It used to be the case that investors would gladly stick the boot into any issuer and its syndicate of banks that took up their precious time with a roadshow but then failed to bring the deal in the immediate aftermath. As the market has matured — and funding conditions have toughened — the buy-side has mellowed and accepted that charging into a bad market with a deal is not always the best option. Uzbekistan's Agrobank may be testing its patience, however.
Agrobank drew attention early in the summer when it first mandated BTIG as a sole lead for its deal. Investors at the time criticised the note for its lack of a credit rating and its structure — a loan participation note. But most of all they were concerned about the appointment of a bank with little track record in the CEEMEA bond business to sell it with no big international bond houses alongside it. The note was not printed.
When it re-emerged the week before last, the issuer had added Citi and MUFG to the top line — two leads with a greater pedigree in CEEMEA bond syndication — and two major ratings agencies had scored the trade with expected ratings of BB-, in the case of Fitch, and Ba3 from Moody’s.
The issuer had listened and tweaked its offer and so a banker on Agrobank’s deal told GlobalCapital that another round of marketing would take place and to expect the note last week.
But still there has been no bond.
Leads argued that because of the recent rally in Treasuries, the CEEMEA primary bond market was busy this week and the deal might have struggled for investor attention. They said they were also waiting for feedback from some buyers. They saw little harm in pausing a bit longer and said that investors don't dictate a deal's timing.
But momentum helps a deal, and twice warming investors up only to hold off of pricing will not encourage some investors. A stop-start approach could end up costing Agrobank.
No bond mandate is a sure thing in any market but there are degrees of comfort an issuer can weigh against its need to raise cash by a given deadline.

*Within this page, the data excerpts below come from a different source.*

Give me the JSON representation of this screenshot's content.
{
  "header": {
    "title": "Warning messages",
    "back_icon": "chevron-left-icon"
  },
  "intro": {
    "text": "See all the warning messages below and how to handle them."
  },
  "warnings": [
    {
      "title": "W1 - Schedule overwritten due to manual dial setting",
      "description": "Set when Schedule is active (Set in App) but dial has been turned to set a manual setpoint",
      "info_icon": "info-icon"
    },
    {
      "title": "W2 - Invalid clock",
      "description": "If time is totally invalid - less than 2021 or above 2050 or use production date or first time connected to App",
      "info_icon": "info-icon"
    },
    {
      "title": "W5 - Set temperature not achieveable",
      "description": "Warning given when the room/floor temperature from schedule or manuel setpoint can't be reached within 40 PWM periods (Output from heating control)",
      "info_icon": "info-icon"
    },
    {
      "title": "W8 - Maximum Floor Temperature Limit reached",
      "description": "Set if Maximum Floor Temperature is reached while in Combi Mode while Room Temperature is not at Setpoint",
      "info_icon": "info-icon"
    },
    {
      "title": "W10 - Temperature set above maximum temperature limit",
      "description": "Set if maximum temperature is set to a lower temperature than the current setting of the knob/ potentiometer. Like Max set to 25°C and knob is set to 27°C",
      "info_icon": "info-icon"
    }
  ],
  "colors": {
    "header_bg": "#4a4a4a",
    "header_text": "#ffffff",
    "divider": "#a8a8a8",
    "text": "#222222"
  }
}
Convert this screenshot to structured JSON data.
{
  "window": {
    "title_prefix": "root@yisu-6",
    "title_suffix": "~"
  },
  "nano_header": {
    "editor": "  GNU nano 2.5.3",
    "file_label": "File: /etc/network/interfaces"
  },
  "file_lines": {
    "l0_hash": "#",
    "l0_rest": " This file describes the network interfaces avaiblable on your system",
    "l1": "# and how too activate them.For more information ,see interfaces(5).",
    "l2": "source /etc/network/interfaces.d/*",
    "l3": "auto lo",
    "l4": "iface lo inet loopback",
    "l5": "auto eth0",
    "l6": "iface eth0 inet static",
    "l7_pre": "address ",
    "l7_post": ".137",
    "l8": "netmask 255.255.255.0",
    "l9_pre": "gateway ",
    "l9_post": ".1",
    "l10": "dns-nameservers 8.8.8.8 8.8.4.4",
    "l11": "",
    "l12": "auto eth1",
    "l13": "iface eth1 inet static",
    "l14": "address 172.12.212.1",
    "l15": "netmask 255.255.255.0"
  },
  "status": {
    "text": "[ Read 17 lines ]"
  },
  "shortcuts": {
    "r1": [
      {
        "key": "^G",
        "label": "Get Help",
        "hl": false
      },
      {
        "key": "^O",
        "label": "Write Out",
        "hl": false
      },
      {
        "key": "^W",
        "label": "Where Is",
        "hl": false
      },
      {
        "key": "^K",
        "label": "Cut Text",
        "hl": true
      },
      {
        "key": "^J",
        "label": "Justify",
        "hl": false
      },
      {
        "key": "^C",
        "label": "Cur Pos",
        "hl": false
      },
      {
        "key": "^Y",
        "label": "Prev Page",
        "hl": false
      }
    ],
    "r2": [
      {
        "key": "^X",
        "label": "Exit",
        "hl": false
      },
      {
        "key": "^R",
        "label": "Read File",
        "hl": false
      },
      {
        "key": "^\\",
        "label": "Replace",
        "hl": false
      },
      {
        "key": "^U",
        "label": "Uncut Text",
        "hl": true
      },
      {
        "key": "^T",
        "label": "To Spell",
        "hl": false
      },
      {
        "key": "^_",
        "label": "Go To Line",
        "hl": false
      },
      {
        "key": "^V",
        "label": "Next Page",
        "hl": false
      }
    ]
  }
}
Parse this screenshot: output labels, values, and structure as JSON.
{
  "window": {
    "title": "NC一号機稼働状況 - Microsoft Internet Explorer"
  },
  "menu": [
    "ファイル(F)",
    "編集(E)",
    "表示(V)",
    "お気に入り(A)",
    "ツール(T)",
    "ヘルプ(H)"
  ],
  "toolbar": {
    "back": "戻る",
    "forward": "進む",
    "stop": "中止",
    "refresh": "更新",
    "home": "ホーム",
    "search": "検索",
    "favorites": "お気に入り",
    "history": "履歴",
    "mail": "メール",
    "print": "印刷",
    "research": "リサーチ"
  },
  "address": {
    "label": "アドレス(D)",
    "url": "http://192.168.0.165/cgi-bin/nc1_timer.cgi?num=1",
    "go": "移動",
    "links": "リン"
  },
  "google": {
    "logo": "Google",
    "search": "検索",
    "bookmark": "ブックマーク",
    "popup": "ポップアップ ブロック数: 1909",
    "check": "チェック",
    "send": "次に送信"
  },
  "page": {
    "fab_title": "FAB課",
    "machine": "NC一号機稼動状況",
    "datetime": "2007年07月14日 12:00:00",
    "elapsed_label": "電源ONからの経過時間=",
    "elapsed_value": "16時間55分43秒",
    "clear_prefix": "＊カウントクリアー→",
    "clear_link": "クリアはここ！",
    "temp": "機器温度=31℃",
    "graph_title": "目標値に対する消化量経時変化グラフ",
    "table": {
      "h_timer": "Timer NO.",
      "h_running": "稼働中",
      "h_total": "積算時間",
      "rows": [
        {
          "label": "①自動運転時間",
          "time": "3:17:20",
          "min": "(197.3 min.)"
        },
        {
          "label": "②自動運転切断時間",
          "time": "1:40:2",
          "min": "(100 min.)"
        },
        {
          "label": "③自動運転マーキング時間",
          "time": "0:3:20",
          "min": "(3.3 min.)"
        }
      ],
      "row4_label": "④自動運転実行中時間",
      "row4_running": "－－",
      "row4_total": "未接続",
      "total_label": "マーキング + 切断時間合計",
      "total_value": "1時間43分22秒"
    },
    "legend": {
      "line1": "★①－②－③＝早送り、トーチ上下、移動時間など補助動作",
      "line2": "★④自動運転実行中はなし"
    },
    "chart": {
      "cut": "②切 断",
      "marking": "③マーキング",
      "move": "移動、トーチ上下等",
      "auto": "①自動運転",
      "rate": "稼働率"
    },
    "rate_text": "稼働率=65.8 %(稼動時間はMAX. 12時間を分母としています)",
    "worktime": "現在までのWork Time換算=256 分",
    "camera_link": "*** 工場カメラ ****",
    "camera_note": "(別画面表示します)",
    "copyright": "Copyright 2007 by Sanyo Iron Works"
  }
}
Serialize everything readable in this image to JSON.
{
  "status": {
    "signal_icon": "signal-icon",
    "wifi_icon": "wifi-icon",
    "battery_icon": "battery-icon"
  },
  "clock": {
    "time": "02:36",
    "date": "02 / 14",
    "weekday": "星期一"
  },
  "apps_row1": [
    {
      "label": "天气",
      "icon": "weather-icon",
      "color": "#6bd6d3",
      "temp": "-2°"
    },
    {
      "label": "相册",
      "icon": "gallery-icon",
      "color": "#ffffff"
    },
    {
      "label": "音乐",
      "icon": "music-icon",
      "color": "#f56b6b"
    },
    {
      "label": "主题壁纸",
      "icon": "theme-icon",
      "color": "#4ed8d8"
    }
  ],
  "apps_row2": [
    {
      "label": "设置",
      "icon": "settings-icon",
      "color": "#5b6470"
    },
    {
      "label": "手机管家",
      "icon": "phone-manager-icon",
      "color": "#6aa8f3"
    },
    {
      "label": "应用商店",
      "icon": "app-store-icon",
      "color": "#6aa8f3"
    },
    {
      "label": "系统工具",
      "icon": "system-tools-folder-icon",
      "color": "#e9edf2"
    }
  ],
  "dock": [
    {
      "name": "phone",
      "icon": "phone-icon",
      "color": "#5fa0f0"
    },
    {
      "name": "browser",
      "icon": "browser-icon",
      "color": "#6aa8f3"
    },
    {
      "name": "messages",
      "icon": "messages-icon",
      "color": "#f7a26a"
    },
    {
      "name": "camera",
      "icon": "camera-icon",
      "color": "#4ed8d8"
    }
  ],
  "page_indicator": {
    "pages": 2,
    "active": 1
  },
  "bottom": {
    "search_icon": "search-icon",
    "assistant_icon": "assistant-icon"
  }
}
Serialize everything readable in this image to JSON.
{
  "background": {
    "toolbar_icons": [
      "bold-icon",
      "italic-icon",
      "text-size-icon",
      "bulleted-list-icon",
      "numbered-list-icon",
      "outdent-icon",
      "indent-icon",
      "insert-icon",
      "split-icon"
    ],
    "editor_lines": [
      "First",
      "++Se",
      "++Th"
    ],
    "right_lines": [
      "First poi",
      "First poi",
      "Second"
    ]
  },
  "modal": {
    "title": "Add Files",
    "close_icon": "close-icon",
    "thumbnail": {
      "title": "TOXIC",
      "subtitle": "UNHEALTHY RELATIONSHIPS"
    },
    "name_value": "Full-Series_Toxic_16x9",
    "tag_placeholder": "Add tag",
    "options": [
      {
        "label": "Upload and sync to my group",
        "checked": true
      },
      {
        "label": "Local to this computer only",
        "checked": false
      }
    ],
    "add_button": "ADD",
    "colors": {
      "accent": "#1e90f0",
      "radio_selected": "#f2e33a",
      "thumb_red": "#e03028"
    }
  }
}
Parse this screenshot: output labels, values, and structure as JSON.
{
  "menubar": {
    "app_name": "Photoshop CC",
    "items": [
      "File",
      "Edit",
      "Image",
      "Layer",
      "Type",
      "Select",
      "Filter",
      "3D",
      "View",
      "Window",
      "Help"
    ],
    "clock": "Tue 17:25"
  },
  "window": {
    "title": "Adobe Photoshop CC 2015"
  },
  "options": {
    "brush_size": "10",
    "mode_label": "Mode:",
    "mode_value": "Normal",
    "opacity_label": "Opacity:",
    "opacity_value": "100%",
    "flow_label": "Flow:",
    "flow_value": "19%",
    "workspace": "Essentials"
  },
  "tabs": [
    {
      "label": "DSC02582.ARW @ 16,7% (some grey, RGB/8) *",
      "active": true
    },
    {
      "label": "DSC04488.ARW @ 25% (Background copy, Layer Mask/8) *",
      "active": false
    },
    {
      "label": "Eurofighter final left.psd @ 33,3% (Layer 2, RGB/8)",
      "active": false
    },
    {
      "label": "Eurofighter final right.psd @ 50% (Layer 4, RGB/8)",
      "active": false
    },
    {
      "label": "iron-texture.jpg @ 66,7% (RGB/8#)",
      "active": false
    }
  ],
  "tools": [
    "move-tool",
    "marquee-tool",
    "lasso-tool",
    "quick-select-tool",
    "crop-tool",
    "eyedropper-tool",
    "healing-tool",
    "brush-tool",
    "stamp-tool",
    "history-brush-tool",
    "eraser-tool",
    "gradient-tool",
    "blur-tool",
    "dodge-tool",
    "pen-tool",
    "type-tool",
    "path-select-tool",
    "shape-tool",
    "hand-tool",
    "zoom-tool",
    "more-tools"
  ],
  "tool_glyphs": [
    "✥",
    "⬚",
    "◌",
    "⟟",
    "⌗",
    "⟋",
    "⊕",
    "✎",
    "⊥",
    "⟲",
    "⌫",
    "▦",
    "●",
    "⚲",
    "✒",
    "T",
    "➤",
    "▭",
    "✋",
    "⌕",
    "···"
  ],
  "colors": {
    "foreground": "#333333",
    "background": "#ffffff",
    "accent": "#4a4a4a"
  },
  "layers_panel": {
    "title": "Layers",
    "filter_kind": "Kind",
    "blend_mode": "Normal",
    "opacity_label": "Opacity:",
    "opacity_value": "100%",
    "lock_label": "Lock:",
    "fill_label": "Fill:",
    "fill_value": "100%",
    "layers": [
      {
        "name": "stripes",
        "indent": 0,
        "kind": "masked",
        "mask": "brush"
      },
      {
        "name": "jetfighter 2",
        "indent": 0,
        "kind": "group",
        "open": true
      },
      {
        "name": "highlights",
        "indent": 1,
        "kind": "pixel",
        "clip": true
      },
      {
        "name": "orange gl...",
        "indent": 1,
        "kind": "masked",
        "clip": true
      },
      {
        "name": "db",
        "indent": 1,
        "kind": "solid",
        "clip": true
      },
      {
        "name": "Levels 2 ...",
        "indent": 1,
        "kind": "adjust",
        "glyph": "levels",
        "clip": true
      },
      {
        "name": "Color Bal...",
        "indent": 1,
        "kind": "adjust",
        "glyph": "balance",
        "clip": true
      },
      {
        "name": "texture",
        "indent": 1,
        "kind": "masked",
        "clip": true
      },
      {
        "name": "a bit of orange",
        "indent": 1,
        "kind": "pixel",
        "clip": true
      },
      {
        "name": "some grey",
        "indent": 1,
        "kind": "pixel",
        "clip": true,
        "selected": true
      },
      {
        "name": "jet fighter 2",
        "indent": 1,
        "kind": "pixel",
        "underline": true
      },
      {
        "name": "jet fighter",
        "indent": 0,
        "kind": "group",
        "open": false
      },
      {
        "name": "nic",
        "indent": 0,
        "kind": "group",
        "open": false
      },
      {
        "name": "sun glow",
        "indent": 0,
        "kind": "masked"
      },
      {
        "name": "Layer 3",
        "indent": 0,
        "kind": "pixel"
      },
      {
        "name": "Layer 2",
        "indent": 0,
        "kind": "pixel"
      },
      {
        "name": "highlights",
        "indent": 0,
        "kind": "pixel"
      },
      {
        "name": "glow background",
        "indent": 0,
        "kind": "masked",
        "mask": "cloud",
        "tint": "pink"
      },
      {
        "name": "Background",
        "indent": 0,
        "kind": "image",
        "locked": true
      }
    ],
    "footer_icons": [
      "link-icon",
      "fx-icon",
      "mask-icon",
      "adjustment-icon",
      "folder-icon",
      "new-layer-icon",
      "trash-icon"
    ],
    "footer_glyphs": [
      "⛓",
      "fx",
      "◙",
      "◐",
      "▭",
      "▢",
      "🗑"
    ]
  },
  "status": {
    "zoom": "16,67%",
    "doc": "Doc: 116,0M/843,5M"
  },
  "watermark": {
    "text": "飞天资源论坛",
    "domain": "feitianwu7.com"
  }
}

One investor said he was surprised to see Agrobank wanted to come to the market recently given that the National Bank of Uzbekistan's bonds due 2025 — a major comparable — were trading near a 10% yield when the deal came back to life, having been mid-8.5% in June.
The investor said he had discussed Agrobank as needing to offer a double-digit yield in June. It would need to pay even more than he initially calculated now.
But the issuer must have had a good idea of demand and the premium it would have to pay from its meetings in the summer. The latest rally in Treasuries would have improved the overall yield for Agrobank. Competing issuance aside, why the delay?
Certainly, removing the pressure to execute a bond the minute the roadshow finishes benefits the whole market but issuers can only to go the well so many times, especially if they are a debut issuer pricing a high yielding bond in a volatile market.
It is quite possible that by the end of this week we could be celebrating a stunning market debut but Agrobank will only get one chance to make a first impression.